If you liked my how-to on rolling your own ImageMagick-based OS X Services using shell scripts, you’re going to love OptiPNG. It’s another command line utility that can be used to shrink PNGs without losing any quality.
You can do this in one of two ways: the command-line way, which involves typing every time you want to use OptiPNG, or the modern way. Whichever you choose, you should grab the files from the SourceForge page, open up the resulting optipng–0.7.4.tar.gz file, and install.
This is pretty easy. The best way is to follow along with Macworld’s tutorial, or you could just follow the instructions in the read me file in the package:
cd optipng-0.7.4/
./configure
make
make test
Then you can just type
optipng filename.png
into the terminal window and your PNG will be optimized.
That’s the old-fashioned way.
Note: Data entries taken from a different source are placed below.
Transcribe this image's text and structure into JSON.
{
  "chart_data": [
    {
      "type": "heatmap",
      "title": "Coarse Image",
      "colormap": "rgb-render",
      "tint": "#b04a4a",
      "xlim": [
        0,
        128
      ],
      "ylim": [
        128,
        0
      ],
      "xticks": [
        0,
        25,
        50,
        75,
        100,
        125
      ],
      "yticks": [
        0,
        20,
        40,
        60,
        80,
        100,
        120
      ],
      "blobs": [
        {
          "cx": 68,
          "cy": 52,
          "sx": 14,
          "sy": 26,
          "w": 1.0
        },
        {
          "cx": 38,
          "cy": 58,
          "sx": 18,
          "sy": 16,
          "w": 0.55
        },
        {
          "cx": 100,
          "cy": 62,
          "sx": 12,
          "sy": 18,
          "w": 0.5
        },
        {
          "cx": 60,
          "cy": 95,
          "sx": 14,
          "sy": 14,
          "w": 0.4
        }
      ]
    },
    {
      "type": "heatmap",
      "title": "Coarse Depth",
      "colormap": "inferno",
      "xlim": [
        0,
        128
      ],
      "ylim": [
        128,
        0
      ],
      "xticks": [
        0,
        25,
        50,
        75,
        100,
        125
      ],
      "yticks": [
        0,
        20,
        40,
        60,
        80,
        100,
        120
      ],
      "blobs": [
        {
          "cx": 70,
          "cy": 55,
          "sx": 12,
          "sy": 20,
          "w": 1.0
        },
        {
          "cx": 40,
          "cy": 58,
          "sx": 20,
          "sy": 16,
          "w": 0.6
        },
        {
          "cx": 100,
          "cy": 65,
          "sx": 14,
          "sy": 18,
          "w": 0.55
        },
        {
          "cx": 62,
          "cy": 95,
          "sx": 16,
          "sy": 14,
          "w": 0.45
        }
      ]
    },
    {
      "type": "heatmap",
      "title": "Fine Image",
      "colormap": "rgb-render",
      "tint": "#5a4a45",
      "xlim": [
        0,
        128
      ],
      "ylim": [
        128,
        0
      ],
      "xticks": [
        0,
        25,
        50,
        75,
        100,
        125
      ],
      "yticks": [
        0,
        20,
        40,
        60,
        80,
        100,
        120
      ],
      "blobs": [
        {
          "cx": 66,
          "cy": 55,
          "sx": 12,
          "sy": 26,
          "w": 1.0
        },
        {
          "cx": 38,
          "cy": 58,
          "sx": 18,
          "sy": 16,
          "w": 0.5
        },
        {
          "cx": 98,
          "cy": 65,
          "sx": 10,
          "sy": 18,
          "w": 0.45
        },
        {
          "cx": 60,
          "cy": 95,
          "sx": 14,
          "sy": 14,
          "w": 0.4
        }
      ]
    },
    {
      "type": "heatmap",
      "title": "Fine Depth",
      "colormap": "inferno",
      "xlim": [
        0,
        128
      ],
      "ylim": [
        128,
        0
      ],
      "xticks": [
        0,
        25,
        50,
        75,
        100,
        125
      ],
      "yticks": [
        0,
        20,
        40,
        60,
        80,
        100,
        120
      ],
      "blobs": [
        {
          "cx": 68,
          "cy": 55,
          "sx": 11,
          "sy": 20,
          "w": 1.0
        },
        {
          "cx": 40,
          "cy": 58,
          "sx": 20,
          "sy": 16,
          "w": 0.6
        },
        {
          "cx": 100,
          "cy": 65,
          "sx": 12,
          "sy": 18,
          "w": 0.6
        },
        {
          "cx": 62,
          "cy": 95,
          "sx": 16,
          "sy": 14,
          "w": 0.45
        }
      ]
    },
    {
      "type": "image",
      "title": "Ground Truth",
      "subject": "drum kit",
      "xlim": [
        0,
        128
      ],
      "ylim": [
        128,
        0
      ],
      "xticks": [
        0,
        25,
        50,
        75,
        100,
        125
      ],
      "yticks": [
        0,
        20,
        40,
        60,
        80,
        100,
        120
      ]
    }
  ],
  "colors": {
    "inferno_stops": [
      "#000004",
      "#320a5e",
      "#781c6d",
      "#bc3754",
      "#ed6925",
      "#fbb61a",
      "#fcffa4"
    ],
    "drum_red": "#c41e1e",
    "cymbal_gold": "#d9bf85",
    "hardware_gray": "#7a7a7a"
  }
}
Instead, you could just follow along with my tutorial, and add this code into the Automator workflow before saving. (Warning: I haven’t tested this as I’m currently traveling with a machine running Mavericks, and my command-line tools are a little screwy).
for f in "$@"
do
"$@" optipng
echo "$f"
done
Save this as a Finder Service and you can right-click on any PNG to shrink it down. We still can’t use PNGs at CoM (because why would a Mac and iOS site want to post screenshots, right?), but it could be a great way to shrink down a lot of saved screenshots on my tiny MacBook Air SSD.